Kailua Intermediate School (KIS)

Challenge, Growth, Financing
Student enrollment, grades 7 and 8: 770

Start: August 2018
• Total 2018 food waste recovered: 11,825 (5.9 tons) One semester only.

There were three good reasons to take on KIS as our 5th Zero Waste School this year:
1. Four of the nine KIS feeder schools are Zero Waste campuses. Students who developed the practices and mindfulness of Resource Recovery throughout their elementary years are forced to abandon those hard-won habits upon entering middle school. We didn’t want to lose them so soon to the Dark Side!

2. The long-established Malama Garden at KIS – under the expert supervision of Wendy Rosen – has just started to soar with far more students involved at a far more sophisticated level. They have always struggled with funding. We saw our ability to raise money with compost, vermicast, and worm sales as a means to make this exceptional Garden program financially self-sustaining within only a few years.

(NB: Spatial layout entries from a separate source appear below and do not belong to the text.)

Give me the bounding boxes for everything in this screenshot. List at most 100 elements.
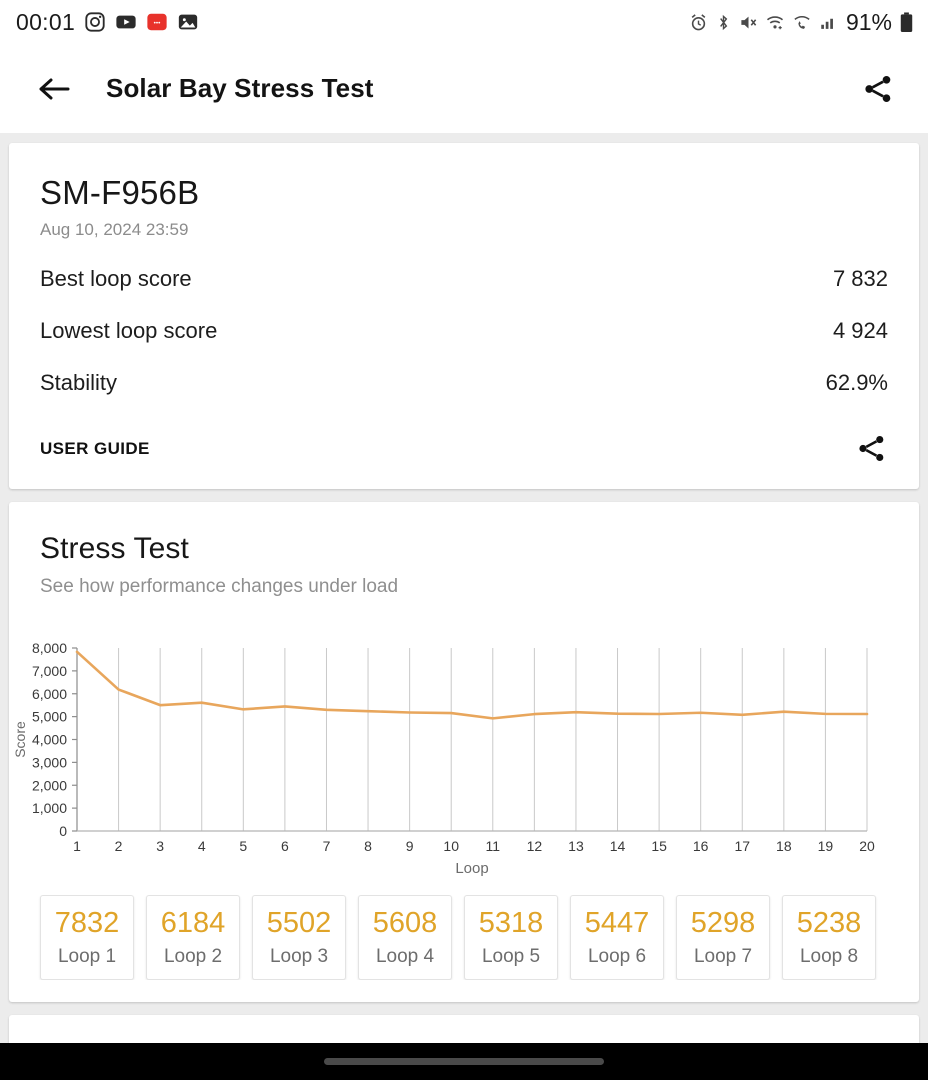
svg-text:8: 8 <box>364 838 372 854</box>
loop-score-value: 5447 <box>584 907 650 939</box>
loop-score-label: Loop 4 <box>375 946 435 967</box>
loop-score-label: Loop 2 <box>163 946 223 967</box>
svg-text:2,000: 2,000 <box>32 777 67 793</box>
loop-score-label: Loop 6 <box>587 946 647 967</box>
svg-text:0: 0 <box>59 823 67 839</box>
header-share-button[interactable] <box>854 65 902 113</box>
svg-text:1: 1 <box>73 838 81 854</box>
svg-text:7: 7 <box>323 838 331 854</box>
stress-test-chart: 0 1,000 2,000 3,000 4,000 5,000 6,000 7,000 8,00… <box>9 636 919 881</box>
svg-text:8,000: 8,000 <box>32 640 67 656</box>
stability-value: 62.9% <box>825 370 888 395</box>
page-title: Solar Bay Stress Test <box>106 73 374 103</box>
loop-score-value: 5608 <box>372 907 438 939</box>
alarm-icon <box>689 13 708 32</box>
device-name: SM-F956B <box>40 174 200 211</box>
best-loop-score-row: Best loop score 7 832 <box>40 266 888 292</box>
stress-test-subtitle: See how performance changes under load <box>40 576 399 597</box>
status-bar-clock: 00:01 <box>16 8 76 35</box>
lowest-loop-score-row: Lowest loop score 4 924 <box>40 318 888 344</box>
wifi-calling-icon <box>792 13 812 32</box>
svg-text:3: 3 <box>156 838 164 854</box>
loop-score-label: Loop 8 <box>799 946 859 967</box>
svg-text:13: 13 <box>568 838 584 854</box>
list-item[interactable]: 5502 Loop 3 <box>252 895 346 980</box>
svg-text:7,000: 7,000 <box>32 663 67 679</box>
list-item[interactable]: 7832 Loop 1 <box>40 895 134 980</box>
svg-text:Loop: Loop <box>455 860 488 877</box>
list-item[interactable]: 5608 Loop 4 <box>358 895 452 980</box>
list-item[interactable]: 5447 Loop 6 <box>570 895 664 980</box>
loop-score-label: Loop 1 <box>57 946 117 967</box>
svg-text:4,000: 4,000 <box>32 732 67 748</box>
svg-text:16: 16 <box>693 838 709 854</box>
svg-text:10: 10 <box>443 838 459 854</box>
stress-test-card: Stress Test See how performance changes … <box>9 502 919 1002</box>
list-item[interactable]: 5298 Loop 7 <box>676 895 770 980</box>
svg-text:6,000: 6,000 <box>32 686 67 702</box>
loop-score-value: 6184 <box>160 907 226 939</box>
loop-scores-list[interactable]: 7832 Loop 1 6184 Loop 2 5502 Loop 3 5608… <box>9 895 919 980</box>
share-icon <box>861 72 895 106</box>
svg-text:1,000: 1,000 <box>32 800 67 816</box>
svg-text:17: 17 <box>734 838 750 854</box>
status-bar-left: 00:01 ••• <box>16 9 199 36</box>
gallery-icon <box>177 11 199 33</box>
svg-text:2: 2 <box>115 838 123 854</box>
svg-text:9: 9 <box>406 838 414 854</box>
card-share-button[interactable] <box>855 432 888 465</box>
list-item[interactable]: 6184 Loop 2 <box>146 895 240 980</box>
share-icon <box>859 435 884 462</box>
system-navigation-bar <box>0 1043 928 1080</box>
loop-score-label: Loop 3 <box>269 946 329 967</box>
mute-icon <box>739 13 758 32</box>
bluetooth-icon <box>715 13 732 32</box>
svg-text:12: 12 <box>527 838 543 854</box>
svg-text:18: 18 <box>776 838 792 854</box>
svg-text:20: 20 <box>859 838 875 854</box>
svg-text:3,000: 3,000 <box>32 754 67 770</box>
instagram-icon <box>84 11 106 33</box>
loop-score-label: Loop 7 <box>693 946 753 967</box>
loop-score-label: Loop 5 <box>481 946 541 967</box>
user-guide-row: USER GUIDE <box>40 432 888 489</box>
svg-text:4: 4 <box>198 838 206 854</box>
list-item[interactable]: 5238 Loop 8 <box>782 895 876 980</box>
best-loop-score-value: 7 832 <box>832 266 888 291</box>
stress-test-title: Stress Test <box>40 532 189 565</box>
battery-icon <box>899 11 914 33</box>
youtube-icon <box>115 11 137 33</box>
lowest-loop-score-value: 4 924 <box>832 318 888 343</box>
device-summary-card: SM-F956B Aug 10, 2024 23:59 Best loop sc… <box>9 143 919 489</box>
loop-score-value: 5318 <box>478 907 544 939</box>
svg-text:Score: Score <box>12 721 28 758</box>
reddit-icon: ••• <box>146 11 168 33</box>
gesture-pill[interactable] <box>324 1058 604 1065</box>
lowest-loop-score-label: Lowest loop score <box>40 318 218 343</box>
loop-score-value: 5502 <box>266 907 332 939</box>
list-item[interactable]: 5318 Loop 5 <box>464 895 558 980</box>
svg-text:•••: ••• <box>154 20 161 27</box>
loop-score-value: 5298 <box>690 907 756 939</box>
back-button[interactable] <box>30 65 78 113</box>
user-guide-link[interactable]: USER GUIDE <box>40 439 150 459</box>
result-timestamp: Aug 10, 2024 23:59 <box>40 220 189 239</box>
svg-text:14: 14 <box>610 838 626 854</box>
svg-text:19: 19 <box>818 838 834 854</box>
app-bar: Solar Bay Stress Test <box>0 44 928 133</box>
status-bar: 00:01 ••• 91% <box>0 0 928 44</box>
svg-text:5: 5 <box>239 838 247 854</box>
stability-row: Stability 62.9% <box>40 370 888 396</box>
scroll-content[interactable]: SM-F956B Aug 10, 2024 23:59 Best loop sc… <box>0 133 928 1080</box>
best-loop-score-label: Best loop score <box>40 266 192 291</box>
svg-text:5,000: 5,000 <box>32 709 67 725</box>
battery-percentage: 91% <box>845 8 892 35</box>
loop-score-value: 7832 <box>54 907 120 939</box>
svg-text:11: 11 <box>486 838 501 854</box>
status-bar-right: 91% <box>689 9 914 36</box>
score-line-chart: 0 1,000 2,000 3,000 4,000 5,000 6,000 7,000 8,00… <box>12 640 875 877</box>
svg-text:15: 15 <box>651 838 667 854</box>
svg-text:6: 6 <box>281 838 289 854</box>
signal-icon <box>819 13 837 32</box>
back-arrow-icon <box>37 74 71 104</box>
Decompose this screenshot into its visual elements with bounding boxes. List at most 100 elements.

KIS’s dilapidated old worm bin (dating back to 2006!) was restored and a second, then a third, bin installed.

3. We are totally confident about our operations at elementary schools, but middle school is a whole different beast. The future of the Zero Waste School movement will include not just elementary levels, but middle and high schools, too, and our staff aspires to work with, inspire, educate, and initiate positive behavior change in students of all ages. We felt it was time to grow and challenge ourselves.

It’s A Work In Progress
Ah, easier said than done. Our composting and vermicomposting operations function beautifully, but our ability to capture food waste, for example, is still a work in progress. Getting students to comply with food waste separation has created far too much infrastructure and staff time dedicated to a small amount of waste – highly inefficient.